Tuesday, July 10, 2012

Transformations

by Mirinda Kossoff
www.jewelrybymirinda.com

In my world of jewelry-making, I sometimes finish what looked like a good design in the formative stages and see at the end of the process that I've birthed an ugly baby. I've learned that there is both challenge and opportunity wrapped in my ugly baby: the challenge of figuring out the mechanics of making changes and the opportunity to make a better piece. Sometimes a piece sits around for quite a while before the lights go on, and I realize what my piece needs in order to be finished.

The first piece below I made in a Celie Fago workshop on combining polymer clay with PMC. The resulting piece met all the qualifications but to my eye didn't look quite right. Celie gave us templates and direction for working on the pieces, so they all turned out similarly. Mine, however, didn't nearly approximate the beauty of Celie's original, and honestly, I didn't want to make a copy of Celie's work. I needed to own the piece as mine - my design. So I took out the polymer clay insert and was left with a hole that needed filling.



The piece went through five iterations but unfortunately, I didn't photograph the middle two. My first attempt, which you can see below, was to attach a copper disk with a fine silver design screwed on top.





It didn't work. Something about the hangy down thingy of PMC and copper just wasn't doing it for me. I got rid of that during another attempt to fill the void left by the polymer clay by loading it with tiny labradorite beads and then making a shadowbox (done by adding a lid with a center hole). The only way to affix the beads was to use cyanoacrylate and the result looked blobby, so I burned out the adhesive (outdoors and using a mask to filter the fumes) and of course ruined the gemstones.
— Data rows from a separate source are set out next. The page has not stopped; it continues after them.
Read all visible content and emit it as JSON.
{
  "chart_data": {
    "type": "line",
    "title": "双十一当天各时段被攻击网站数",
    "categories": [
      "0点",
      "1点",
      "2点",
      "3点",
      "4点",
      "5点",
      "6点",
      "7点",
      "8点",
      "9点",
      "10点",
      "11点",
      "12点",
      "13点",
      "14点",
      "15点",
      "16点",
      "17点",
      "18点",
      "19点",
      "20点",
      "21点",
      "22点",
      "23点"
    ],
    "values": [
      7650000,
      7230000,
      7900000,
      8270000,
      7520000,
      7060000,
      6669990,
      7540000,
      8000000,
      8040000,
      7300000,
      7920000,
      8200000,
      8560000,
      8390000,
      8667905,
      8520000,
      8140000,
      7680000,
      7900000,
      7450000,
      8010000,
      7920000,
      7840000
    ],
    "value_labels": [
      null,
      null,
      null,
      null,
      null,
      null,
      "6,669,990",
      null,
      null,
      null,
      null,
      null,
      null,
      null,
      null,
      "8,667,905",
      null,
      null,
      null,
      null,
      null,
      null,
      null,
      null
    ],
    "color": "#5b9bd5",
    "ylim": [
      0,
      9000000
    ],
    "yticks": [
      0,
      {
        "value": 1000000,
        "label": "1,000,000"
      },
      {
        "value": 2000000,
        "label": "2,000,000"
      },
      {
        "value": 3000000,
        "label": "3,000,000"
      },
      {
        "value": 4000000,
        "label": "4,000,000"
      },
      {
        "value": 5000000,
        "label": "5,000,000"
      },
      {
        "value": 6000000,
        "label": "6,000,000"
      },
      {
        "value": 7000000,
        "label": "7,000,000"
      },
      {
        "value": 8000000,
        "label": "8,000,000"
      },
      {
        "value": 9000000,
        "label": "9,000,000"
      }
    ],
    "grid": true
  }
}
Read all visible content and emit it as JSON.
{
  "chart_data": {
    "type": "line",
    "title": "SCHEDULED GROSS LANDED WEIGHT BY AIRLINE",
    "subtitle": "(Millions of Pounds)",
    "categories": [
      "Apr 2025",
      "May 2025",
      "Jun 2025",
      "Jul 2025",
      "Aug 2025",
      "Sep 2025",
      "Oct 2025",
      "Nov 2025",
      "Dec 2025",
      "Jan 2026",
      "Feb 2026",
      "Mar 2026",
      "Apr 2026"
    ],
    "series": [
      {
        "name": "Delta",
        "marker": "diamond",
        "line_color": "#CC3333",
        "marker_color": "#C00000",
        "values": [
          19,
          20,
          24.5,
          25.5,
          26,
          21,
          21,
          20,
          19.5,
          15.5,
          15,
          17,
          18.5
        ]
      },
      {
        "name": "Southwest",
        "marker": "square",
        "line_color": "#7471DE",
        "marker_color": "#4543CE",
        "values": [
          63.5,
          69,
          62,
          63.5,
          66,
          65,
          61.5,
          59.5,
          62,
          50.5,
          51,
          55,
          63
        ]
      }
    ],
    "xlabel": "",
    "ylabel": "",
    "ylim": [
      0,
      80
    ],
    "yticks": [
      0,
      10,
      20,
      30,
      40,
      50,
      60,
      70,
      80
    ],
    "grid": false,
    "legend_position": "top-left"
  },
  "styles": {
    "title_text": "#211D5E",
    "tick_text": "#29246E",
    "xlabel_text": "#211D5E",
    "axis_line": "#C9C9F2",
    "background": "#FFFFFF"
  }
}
So, once again, I'm looking at a hole inside the lovely PMC "drum." I thought for days about how to fill it. I decided, finally, to use pieces of a sea urchin shell that I'd saved for years. I needed to figure out how to hang the pendant, since the original was hung from a sterling wire that went up through the polymer. I decided on a simple bail and soldered the bail I'd fashioned onto the PMC. I patinated some copper and cut out a donut, then drilled two holes and screwed the donut to the PMC back with tiny brass screws. Then I slipped the sea urchin shell inside with some adhesive. The last iteration had the organic look I was going for. Here it is below. The picture below is the back of the pendant. I learned something through each stage of this pendant's transformation, so the time and effort was worth it.

Do you prefer one of the earlier iterations of the piece? If so, why? Or do you agree with me that the last transformation is the best?